Diyanet İşleri Başkanlığı yaptığı yazılı açıklamada 15 Temmuz darbe girişiminde ölenlerin defin işlemlerinde "sala, teçhiz, tekfin ve üzerlerine cenaze namazı kılınması gibi din hizmetleri verilmeyeceği" ifadeleri kullandı.
Açıklamada şu ifadelere yer verildi:
"Cenaze namazı, ölen bir Mümin için kardeşleri tarafından yerine getirilen bir tezkiye ve duadır. Bu merasimde Müminler ölen kardeşleri için dua etmekte, ona hüsnü şahadette bulunmakta ve haklarını helal ettiklerini ilan etmektedir.

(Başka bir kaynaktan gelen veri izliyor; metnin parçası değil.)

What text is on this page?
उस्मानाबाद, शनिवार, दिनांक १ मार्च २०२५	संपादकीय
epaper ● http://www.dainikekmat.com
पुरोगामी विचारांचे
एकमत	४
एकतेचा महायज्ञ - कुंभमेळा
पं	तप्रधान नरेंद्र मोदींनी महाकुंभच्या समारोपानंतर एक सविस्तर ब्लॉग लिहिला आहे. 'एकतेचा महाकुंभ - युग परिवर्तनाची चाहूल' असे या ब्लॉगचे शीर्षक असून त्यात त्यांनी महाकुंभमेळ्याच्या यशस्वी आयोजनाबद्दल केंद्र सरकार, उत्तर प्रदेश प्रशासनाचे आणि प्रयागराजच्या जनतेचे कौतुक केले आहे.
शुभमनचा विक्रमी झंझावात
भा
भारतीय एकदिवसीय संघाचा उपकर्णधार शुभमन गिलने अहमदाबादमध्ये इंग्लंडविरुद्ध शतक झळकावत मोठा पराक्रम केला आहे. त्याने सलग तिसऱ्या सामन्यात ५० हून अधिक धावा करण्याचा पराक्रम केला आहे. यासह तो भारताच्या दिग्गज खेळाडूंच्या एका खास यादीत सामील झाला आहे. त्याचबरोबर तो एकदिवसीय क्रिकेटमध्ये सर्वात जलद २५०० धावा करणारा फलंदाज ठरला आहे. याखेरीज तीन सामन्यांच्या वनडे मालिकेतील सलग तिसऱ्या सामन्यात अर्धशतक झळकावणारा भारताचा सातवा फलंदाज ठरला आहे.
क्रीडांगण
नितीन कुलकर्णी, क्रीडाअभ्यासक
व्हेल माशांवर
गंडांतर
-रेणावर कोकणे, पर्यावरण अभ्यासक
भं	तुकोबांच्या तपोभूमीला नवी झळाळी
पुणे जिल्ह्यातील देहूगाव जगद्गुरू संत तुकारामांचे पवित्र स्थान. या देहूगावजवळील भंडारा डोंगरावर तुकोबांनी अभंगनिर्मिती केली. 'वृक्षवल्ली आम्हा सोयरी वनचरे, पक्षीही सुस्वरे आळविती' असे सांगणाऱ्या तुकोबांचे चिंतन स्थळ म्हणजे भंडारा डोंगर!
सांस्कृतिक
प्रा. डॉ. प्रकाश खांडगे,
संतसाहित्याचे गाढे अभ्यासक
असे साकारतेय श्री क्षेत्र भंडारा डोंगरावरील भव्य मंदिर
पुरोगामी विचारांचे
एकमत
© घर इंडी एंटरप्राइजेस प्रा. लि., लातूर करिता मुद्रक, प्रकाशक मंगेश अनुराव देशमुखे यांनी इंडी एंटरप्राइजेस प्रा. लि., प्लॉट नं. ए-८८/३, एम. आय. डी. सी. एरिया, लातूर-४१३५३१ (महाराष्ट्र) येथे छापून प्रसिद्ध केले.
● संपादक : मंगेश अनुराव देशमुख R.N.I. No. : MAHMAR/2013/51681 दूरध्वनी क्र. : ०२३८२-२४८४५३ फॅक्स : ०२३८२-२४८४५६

Oysaki bu kişiler, giriştikleri eylemler ile sadece bireylerin değil bütün bir milletin hukukunu ayaklar altına almış ve böylece Mümin kardeşlerinin tezkiye ve dualarını hak etmemişlerdir. Bu nedenle ülkemizin meşru yönetimine başkaldırarak milletimizin ve devletimizin bekasını hedef alan, TBMM başta olmak üzere kamu kurumları üzerine bomba yağdıran ve acımasızca halka karşı silah kullanan ve bu sırada öldürülen darbecilere karşı Başkanlığımızca sala, teçhiz, tekfin ve üzerlerine cenaze namazı kılınması gibi din hizmetleri verilmeyecektir.
Ancak zorla ve tehdit ile olaya sürüklenmiş, hiçbir şeyden habersiz ne olduğunu bilmeden kendisini çatışmaların içinde bulmuş ve hayatını kaybetmiş, er-erbaş ve askerlerimiz ile güvenlik görevlilerimiz bu uygulamanın dışında tutulacaktır." Bu durum 81 ilin müftülerine de bildirildi. [1]
Bu bildiriden sonra başta İstanbul Büyükşehir Belediyesi Kadir Topbaş olmak üzere bazı belediyeler (Ordu), darbecilerin ölüleri için mezar yeri vermeme başlarken, ölenlerin yakınları da, “böyle bir yakınımız yok” diyerek ölülerine sahip olmamaya başladılar. [2]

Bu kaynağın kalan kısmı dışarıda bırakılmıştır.